Ipanema Cheese Breadopened in late June in Shed No. 2, and it will tempt not only gourmands, but also gluten-free fanatics. Instead of wheat flour, Brazilian cheese bread is made with cassava or tapioca flour, plus milk, eggs, olive oil and cheese.
Ipanema Cheese Bread comes from Hortencia Dunaway, a chef and native of Brazil who has been doing catering on a small scale for many years.
"I've been eating cheese bread since I was a little girl," she says. "You have a meal, you have cheese bread. I was cooking for my neighbors, and they said, 'What is that cheese ball?' They would always ask for it.
"Then I found out about the benefits of gluten-free, because my friend's daughter was suffering from celiac disease. It was hard to find things for her to eat, so I began to make them for her."
Cheese bread is more like a cheesy popover or a cream puff than conventional bread. It's usually baked in muffin tins into rounds, with a crusty exterior and a light, airy center. But it still has the contrast of crust and center that makes bread bread.
Dunaway first began marketing her bread to local Brazilian restaurants such as Villa's Grill in Irving. Then she began selling it at area farmers markets and health-food stores where they scored with the gluten-free crowd.

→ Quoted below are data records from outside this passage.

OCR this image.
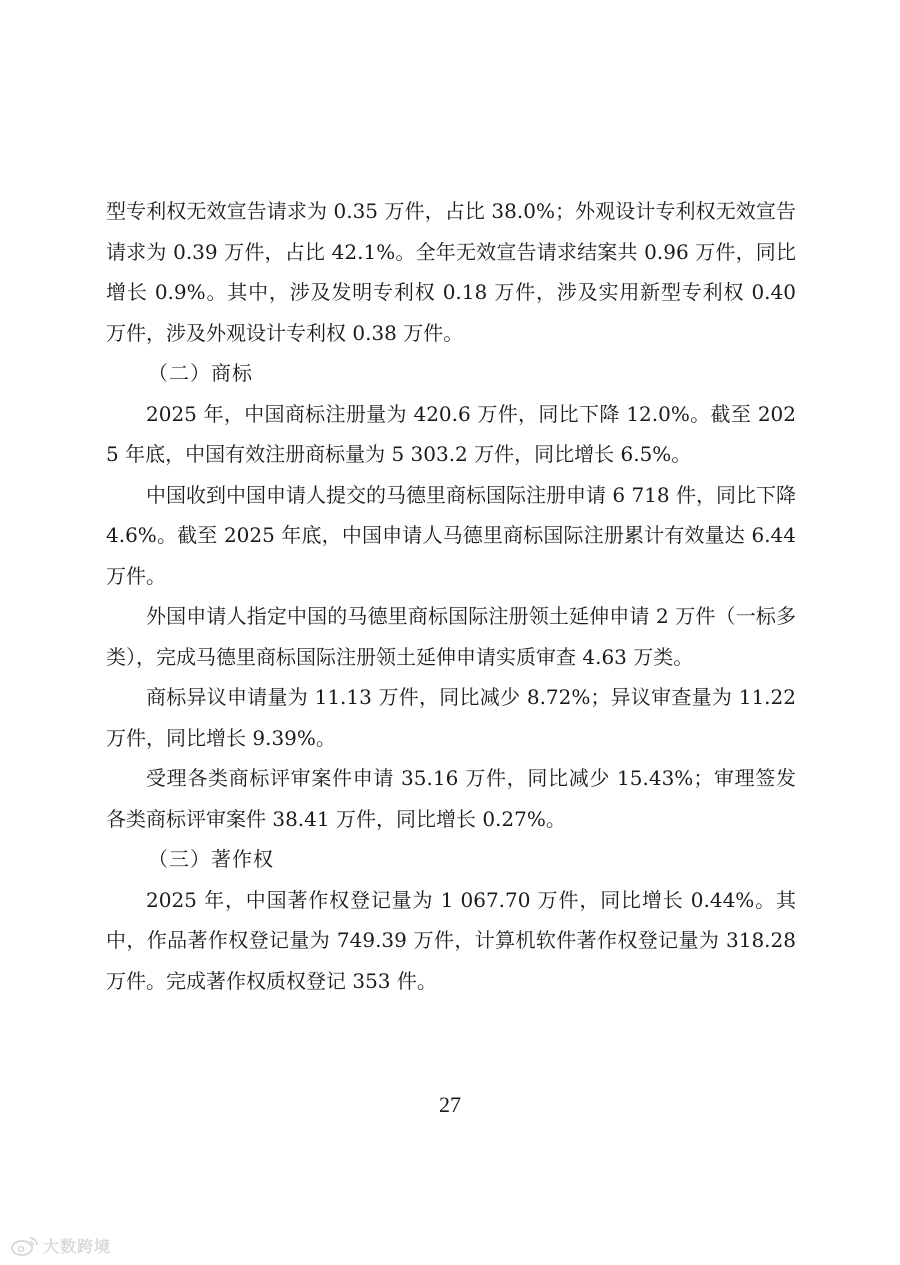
型专利权无效宣告请求为 0.35 万件，占比 38.0%；外观设计专利权无效宣告请求为 0.39 万件，占比 42.1%。全年无效宣告请求结案共 0.96 万件，同比增长 0.9%。其中，涉及发明专利权 0.18 万件，涉及实用新型专利权 0.40 万件，涉及外观设计专利权 0.38 万件。

（二）商标

2025 年，中国商标注册量为 420.6 万件，同比下降 12.0%。截至 2025 年底，中国有效注册商标量为 5 303.2 万件，同比增长 6.5%。

中国收到中国申请人提交的马德里商标国际注册申请 6 718 件，同比下降 4.6%。截至 2025 年底，中国申请人马德里商标国际注册累计有效量达 6.44 万件。

外国申请人指定中国的马德里商标国际注册领土延伸申请 2 万件（一标多类），完成马德里商标国际注册领土延伸申请实质审查 4.63 万类。

商标异议申请量为 11.13 万件，同比减少 8.72%；异议审查量为 11.22 万件，同比增长 9.39%。

受理各类商标评审案件申请 35.16 万件，同比减少 15.43%；审理签发各类商标评审案件 38.41 万件，同比增长 0.27%。

（三）著作权

2025 年，中国著作权登记量为 1 067.70 万件，同比增长 0.44%。其中，作品著作权登记量为 749.39 万件，计算机软件著作权登记量为 318.28 万件。完成著作权质权登记 353 件。

27
大数跨境
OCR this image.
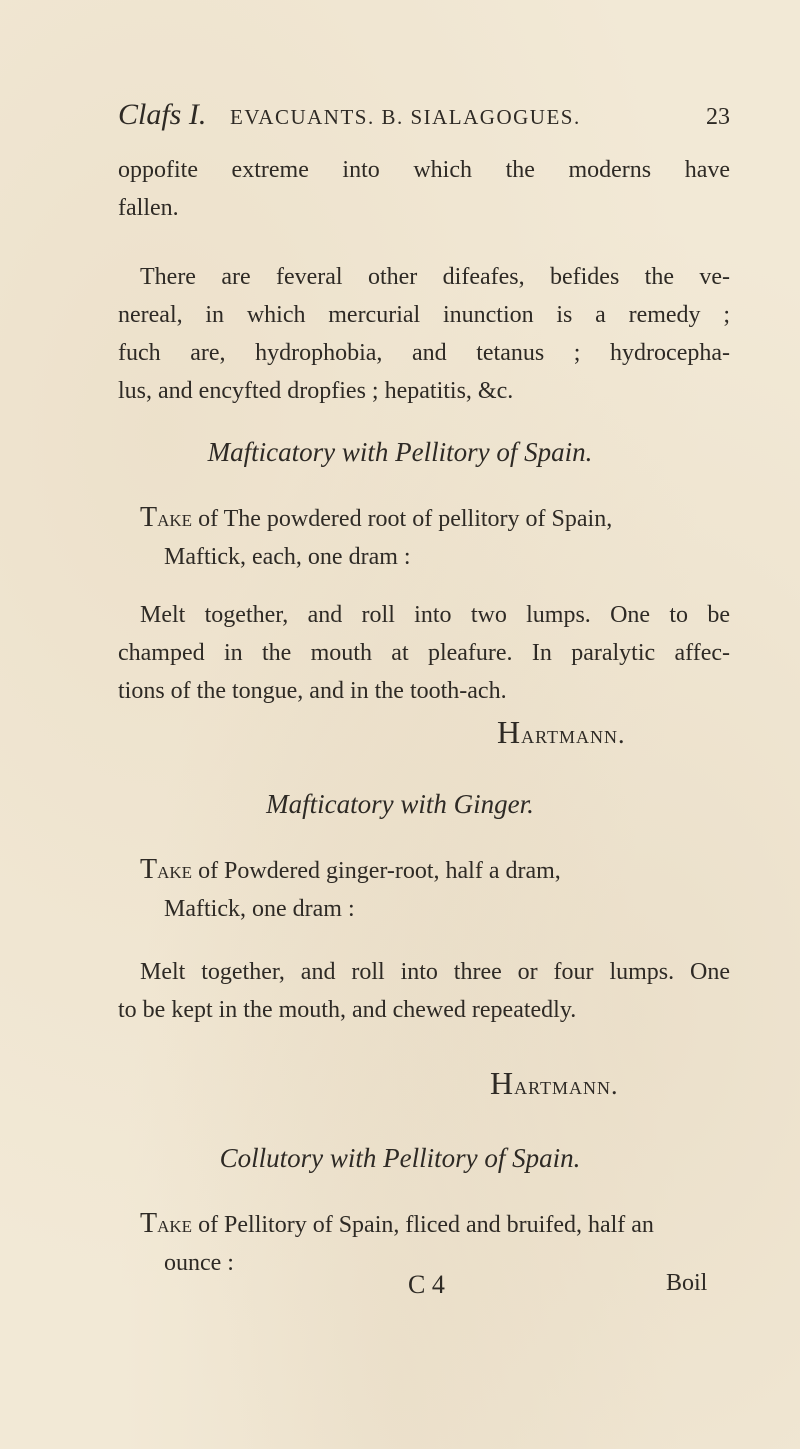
Clafs I. EVACUANTS. B. SIALAGOGUES.	23
oppofite extreme into which the moderns have
fallen.
There are feveral other difeafes, befides the ve-
nereal, in which mercurial inunction is a remedy ;
fuch are, hydrophobia, and tetanus ; hydrocepha-
lus, and encyfted dropfies ; hepatitis, &c.
Mafticatory with Pellitory of Spain.
Take of The powdered root of pellitory of Spain,
Maftick, each, one dram :
Melt together, and roll into two lumps. One to be
champed in the mouth at pleafure. In paralytic affec-
tions of the tongue, and in the tooth-ach.
Hartmann.
Mafticatory with Ginger.
Take of Powdered ginger-root, half a dram,
Maftick, one dram :
Melt together, and roll into three or four lumps. One
to be kept in the mouth, and chewed repeatedly.
Hartmann.
Collutory with Pellitory of Spain.
Take of Pellitory of Spain, fliced and bruifed, half an
ounce :
C 4	Boil
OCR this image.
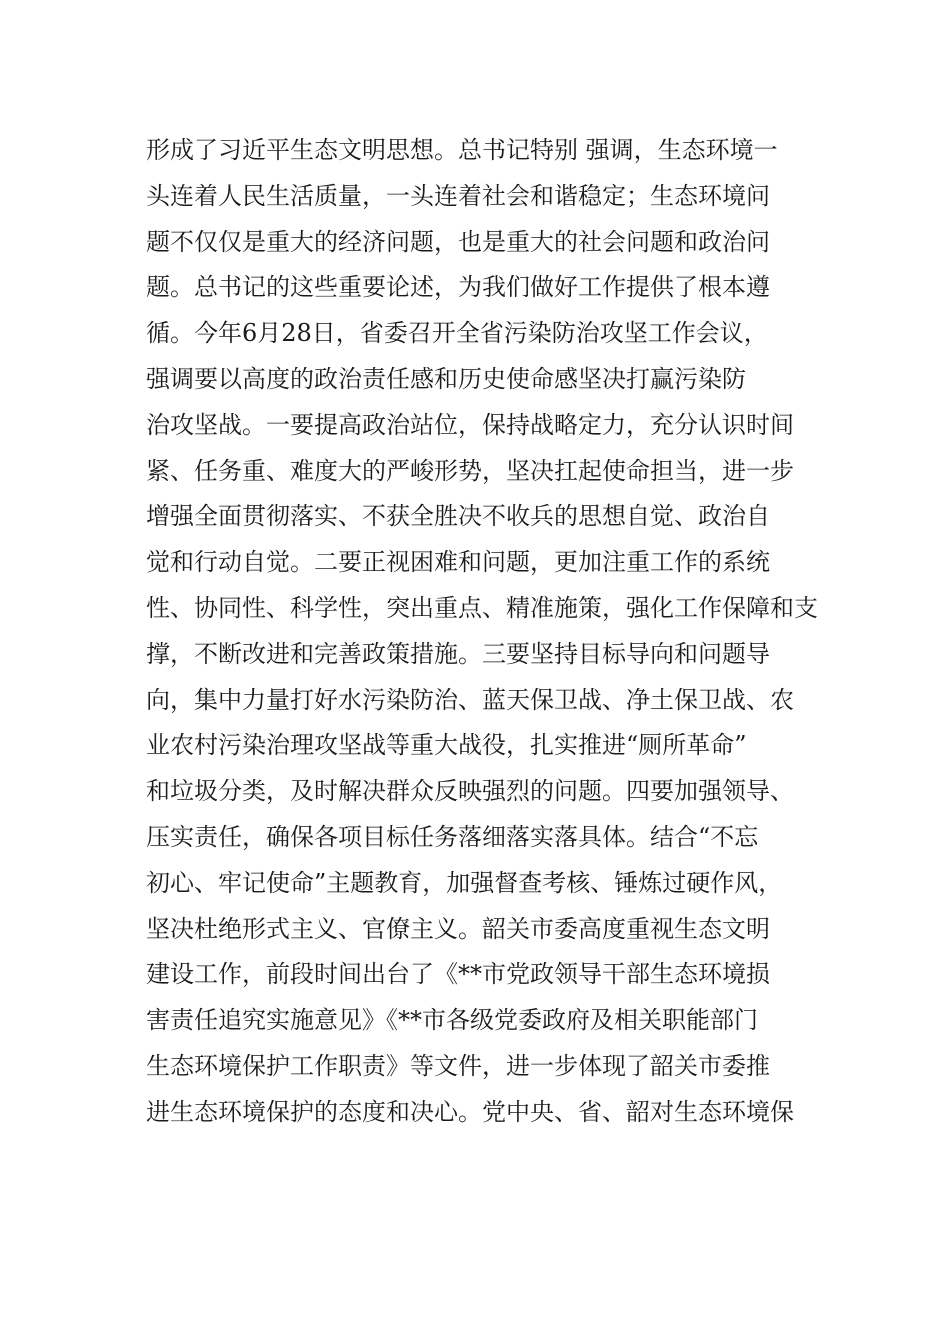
形成了习近平生态文明思想。总书记特别 强调，生态环境一
头连着人民生活质量，一头连着社会和谐稳定；生态环境问
题不仅仅是重大的经济问题，也是重大的社会问题和政治问
题。总书记的这些重要论述，为我们做好工作提供了根本遵
循。今年6月28日，省委召开全省污染防治攻坚工作会议，
强调要以高度的政治责任感和历史使命感坚决打赢污染防
治攻坚战。一要提高政治站位，保持战略定力，充分认识时间
紧、任务重、难度大的严峻形势，坚决扛起使命担当，进一步
增强全面贯彻落实、不获全胜决不收兵的思想自觉、政治自
觉和行动自觉。二要正视困难和问题，更加注重工作的系统
性、协同性、科学性，突出重点、精准施策，强化工作保障和支
撑，不断改进和完善政策措施。三要坚持目标导向和问题导
向，集中力量打好水污染防治、蓝天保卫战、净土保卫战、农
业农村污染治理攻坚战等重大战役，扎实推进“厕所革命”
和垃圾分类，及时解决群众反映强烈的问题。四要加强领导、
压实责任，确保各项目标任务落细落实落具体。结合“不忘
初心、牢记使命”主题教育，加强督查考核、锤炼过硬作风，
坚决杜绝形式主义、官僚主义。韶关市委高度重视生态文明
建设工作，前段时间出台了《**市党政领导干部生态环境损
害责任追究实施意见》《**市各级党委政府及相关职能部门
生态环境保护工作职责》等文件，进一步体现了韶关市委推
进生态环境保护的态度和决心。党中央、省、韶对生态环境保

She offers six flavors: original, basil, bacon, jalapeño, sun-dried tomato and "Romeo and Juliet" (filled with jam). She sells it in one-pound bags for $6 to $7, containing 9 to 12 frozen rolls, which you bake at home.
But at the Dallas Farmers Market, where she is open Friday through Sunday, you can get the cheese bread five to an order for $4, along with another hometown specialty: a cup of strong Brazilian coffee.
"I know the market is growing, and I wanted to be at a place where people could find them," she says.